Recently we’ve seen many tributes to the American feat of 50 years ago, the first moon landing. It was a great historical moment, one rightly celebrated.

Even among the top pilots who were astronauts, Neil Armstrong showed extraordinary skill in landing the lunar module. Coming out of orbit “long” he was going to miss the planned landing spot. He navigated over rough terrain to find a safe, smooth landing spot, pulling it off with only seconds of fuel left.

Were he driving some of Portland’s streets today, he would face the same dilemma. Months after winter ended, places on our city’s paved streets bear potholes and worse, which make the dangerous terrain Armstrong avoided look smooth and gentle by comparison.

Cones mark holes in the middle of the traveled way, as customary on logging roads. Trench plates without the associated construction. New construction with raised manholes waiting to grab and rip oil pans. Longitudinal seams in the asphalt reminiscent of Apollo 15’s Hadley Rille. The Forest Avenue sewer project.

Repair work? A close analog to the moon’s eternal, silent vacuum: nothing going on.
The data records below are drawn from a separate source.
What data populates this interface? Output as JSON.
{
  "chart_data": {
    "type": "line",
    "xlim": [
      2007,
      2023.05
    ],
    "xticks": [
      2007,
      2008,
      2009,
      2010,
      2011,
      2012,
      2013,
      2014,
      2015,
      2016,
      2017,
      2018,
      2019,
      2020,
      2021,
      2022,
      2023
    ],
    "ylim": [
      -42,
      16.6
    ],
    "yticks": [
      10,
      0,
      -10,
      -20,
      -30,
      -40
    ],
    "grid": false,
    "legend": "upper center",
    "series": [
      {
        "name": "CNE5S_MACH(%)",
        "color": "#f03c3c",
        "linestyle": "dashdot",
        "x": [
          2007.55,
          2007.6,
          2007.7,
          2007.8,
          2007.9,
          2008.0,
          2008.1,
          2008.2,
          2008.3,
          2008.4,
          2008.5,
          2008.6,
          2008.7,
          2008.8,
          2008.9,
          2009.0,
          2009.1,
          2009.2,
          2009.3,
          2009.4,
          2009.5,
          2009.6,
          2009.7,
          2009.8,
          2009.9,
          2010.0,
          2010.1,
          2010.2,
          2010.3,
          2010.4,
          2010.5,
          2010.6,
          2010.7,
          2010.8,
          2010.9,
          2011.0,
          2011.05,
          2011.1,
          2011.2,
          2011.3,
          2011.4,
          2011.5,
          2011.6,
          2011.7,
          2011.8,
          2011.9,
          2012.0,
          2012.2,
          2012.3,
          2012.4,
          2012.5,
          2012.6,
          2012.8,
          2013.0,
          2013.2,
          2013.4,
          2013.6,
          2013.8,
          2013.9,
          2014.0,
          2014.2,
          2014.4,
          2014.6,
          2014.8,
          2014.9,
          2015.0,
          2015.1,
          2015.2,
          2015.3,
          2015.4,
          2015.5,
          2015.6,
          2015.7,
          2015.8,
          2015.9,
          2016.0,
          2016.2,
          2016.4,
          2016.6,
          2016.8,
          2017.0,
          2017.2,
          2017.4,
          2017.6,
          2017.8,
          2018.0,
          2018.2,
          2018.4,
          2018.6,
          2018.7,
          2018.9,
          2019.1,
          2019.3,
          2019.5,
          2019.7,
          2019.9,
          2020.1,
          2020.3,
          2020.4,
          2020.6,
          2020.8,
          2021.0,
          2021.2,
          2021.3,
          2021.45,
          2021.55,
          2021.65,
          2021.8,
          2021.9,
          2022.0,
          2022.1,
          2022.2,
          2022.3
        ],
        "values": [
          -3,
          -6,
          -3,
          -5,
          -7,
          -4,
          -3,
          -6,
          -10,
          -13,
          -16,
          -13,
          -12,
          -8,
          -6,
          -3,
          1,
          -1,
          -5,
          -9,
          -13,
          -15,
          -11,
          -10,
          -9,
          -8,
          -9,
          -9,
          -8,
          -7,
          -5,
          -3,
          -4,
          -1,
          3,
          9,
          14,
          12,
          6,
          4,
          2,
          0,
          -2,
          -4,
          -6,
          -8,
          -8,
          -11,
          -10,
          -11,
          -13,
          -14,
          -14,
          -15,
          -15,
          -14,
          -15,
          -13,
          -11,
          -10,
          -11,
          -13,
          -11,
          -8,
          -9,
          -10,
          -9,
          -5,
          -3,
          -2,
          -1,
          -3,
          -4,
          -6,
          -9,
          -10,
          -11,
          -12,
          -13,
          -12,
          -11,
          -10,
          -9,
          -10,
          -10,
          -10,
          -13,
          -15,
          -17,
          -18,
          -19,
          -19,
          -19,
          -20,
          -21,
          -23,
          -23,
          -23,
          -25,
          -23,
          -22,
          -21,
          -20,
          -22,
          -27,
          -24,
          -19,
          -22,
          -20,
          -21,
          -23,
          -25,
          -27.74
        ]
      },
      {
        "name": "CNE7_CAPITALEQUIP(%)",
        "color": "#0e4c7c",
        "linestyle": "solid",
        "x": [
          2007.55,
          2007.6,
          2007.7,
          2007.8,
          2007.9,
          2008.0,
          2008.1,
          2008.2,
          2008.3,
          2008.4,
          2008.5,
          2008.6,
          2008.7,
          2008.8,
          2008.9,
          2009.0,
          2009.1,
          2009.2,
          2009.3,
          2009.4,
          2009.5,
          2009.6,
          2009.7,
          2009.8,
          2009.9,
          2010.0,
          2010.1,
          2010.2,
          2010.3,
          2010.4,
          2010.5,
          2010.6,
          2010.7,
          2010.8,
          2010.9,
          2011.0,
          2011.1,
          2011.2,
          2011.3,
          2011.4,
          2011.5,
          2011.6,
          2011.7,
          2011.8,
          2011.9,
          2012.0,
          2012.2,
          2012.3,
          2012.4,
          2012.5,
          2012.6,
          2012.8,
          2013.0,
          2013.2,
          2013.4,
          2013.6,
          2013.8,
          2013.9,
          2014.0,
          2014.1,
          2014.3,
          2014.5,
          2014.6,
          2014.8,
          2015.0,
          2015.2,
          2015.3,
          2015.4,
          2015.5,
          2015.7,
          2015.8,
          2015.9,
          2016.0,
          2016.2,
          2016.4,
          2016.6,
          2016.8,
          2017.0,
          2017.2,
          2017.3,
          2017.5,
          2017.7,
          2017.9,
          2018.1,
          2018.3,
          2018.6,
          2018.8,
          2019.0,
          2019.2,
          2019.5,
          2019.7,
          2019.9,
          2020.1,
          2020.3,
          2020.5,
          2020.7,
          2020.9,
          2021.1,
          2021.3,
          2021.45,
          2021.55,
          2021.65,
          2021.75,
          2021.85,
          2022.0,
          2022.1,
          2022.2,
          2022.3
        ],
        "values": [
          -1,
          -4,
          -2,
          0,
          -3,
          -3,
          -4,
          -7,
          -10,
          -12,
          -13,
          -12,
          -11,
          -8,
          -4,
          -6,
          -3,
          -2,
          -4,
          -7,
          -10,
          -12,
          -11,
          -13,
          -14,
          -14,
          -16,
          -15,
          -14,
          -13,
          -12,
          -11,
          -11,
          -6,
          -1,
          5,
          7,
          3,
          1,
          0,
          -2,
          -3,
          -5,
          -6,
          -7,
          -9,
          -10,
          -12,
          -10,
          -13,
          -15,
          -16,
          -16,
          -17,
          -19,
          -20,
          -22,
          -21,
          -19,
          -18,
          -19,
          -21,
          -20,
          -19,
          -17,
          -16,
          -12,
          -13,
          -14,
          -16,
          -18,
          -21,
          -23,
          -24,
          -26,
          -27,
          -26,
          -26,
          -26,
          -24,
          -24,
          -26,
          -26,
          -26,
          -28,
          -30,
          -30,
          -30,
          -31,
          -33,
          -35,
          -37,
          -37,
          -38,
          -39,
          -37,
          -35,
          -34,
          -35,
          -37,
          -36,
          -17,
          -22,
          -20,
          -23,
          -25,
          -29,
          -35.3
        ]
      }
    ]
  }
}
Addressing in detail the city’s anticipated excuses would run afoul of your paper’s 300-word limit. In short, there are no valid excuses. Ignorance of the problems’ locations is no excuse. The city found money and energy to accommodate unexpected guests. Potholes come annually; no money means bad budgeting.

Surely the people who fix front ends, alignments and bent rims rejoice in this state of affairs. The rest of us merely grit our teeth, hope this latest impact will not be the one that breaks our vehicles and considering ourselves to be, in our own way, intrepid pilots like Armstrong.